High CPO stocks not a sign for worry, says analysts


KUCHING: Analysts highlighted that Malaysia still sees reasonable stock to usage ratio for crude palm oil (CPO) amidst its record high inventory level in October at 2.83 million metric tonnes (MT).

According to MIDF Amanah Investment Bank Bhd’s research arm (MIDF Research), although inventory is currently at record high level, Malaysia’s stock-usage ratio is only at 12.3 per cent.

“This is still lower than record high stock-usage ratio of 13.4 per cent recorded in February 2013,” it said in a report yesterday.

“We believe that the ratio is a better indication as it compares inventory against total yearly demand instead of looking at the absolute number of inventory alone.”

Additionally, it expect CPO to be supported by weak ringgit as its competitiveness should increase relative to soybean oil.

To note, Malaysia’s palm oil production unexpectedly increased four per cent month on month to 2.04 million MT due to strong 11 per cent on month surge seen in Sabah.

“We believe that Sabah’s production pattern has changed slightly this year with its peak shifting to October instead of the usual August/September seen historically.

“This could be caused by a change in tree behaviour in Sabah after going through moisture stress period in 1QCY15.

“Nevertheless, overall production in October of 2.04 million MT was still below August’s 2.05 million MT. Hence we maintain our view that seasonal production has started and is likely to decline in November,” said MIDF Research.

The total Malaysia’s export for palm oil increased to 1.71 million MT due to higher export to India.
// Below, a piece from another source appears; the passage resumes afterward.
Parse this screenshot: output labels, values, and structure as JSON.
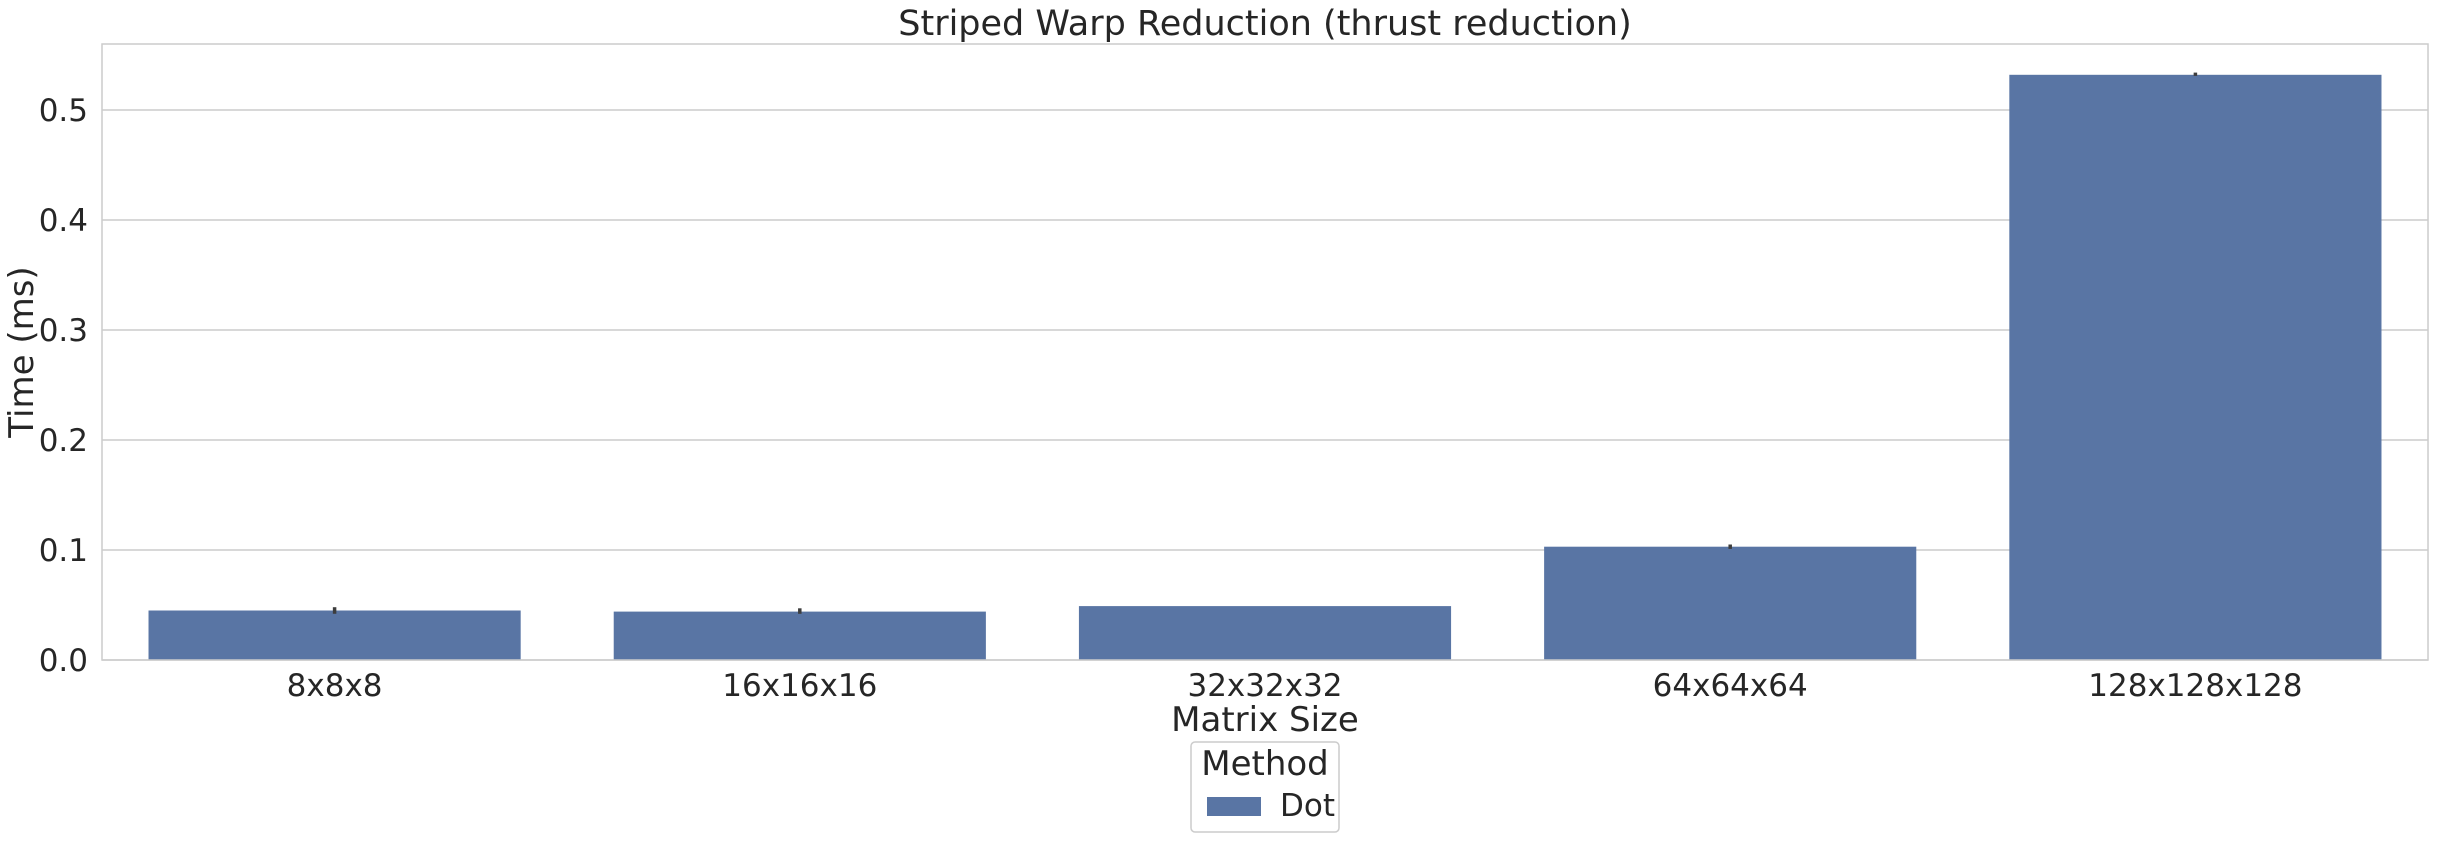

Better demand for palm oil from India may be caused by the stock up activity ahead of Deepavali celebration on November 10.

However, export to China declined to 167,000 MT which consequently dragged the overall Malaysia’s export growth.

Meanwhile, The Ministry of Plantation Industries and Commodities has identified two measures to reduce the crude palm oil stocks, said Minister Datuk Amar Douglas Uggah Embas.

“The first measure, which will be presented to the Cabinet, involves the increase in the use of B10 biodiesel from B7,” he said to reporters after officiating Smallholders’ Transformation Programme here yesterday.

He said the second measure would be the launch of RM100 million Oil Palm Replanting Scheme Incentive (SITS) 2015.

“Our target is the replanting of 83,000 hectares of the trees which are old and unproductive. If SITS 2015 is successful, we hope to reduce the production of CPO to 250,000 tonnes,” he said.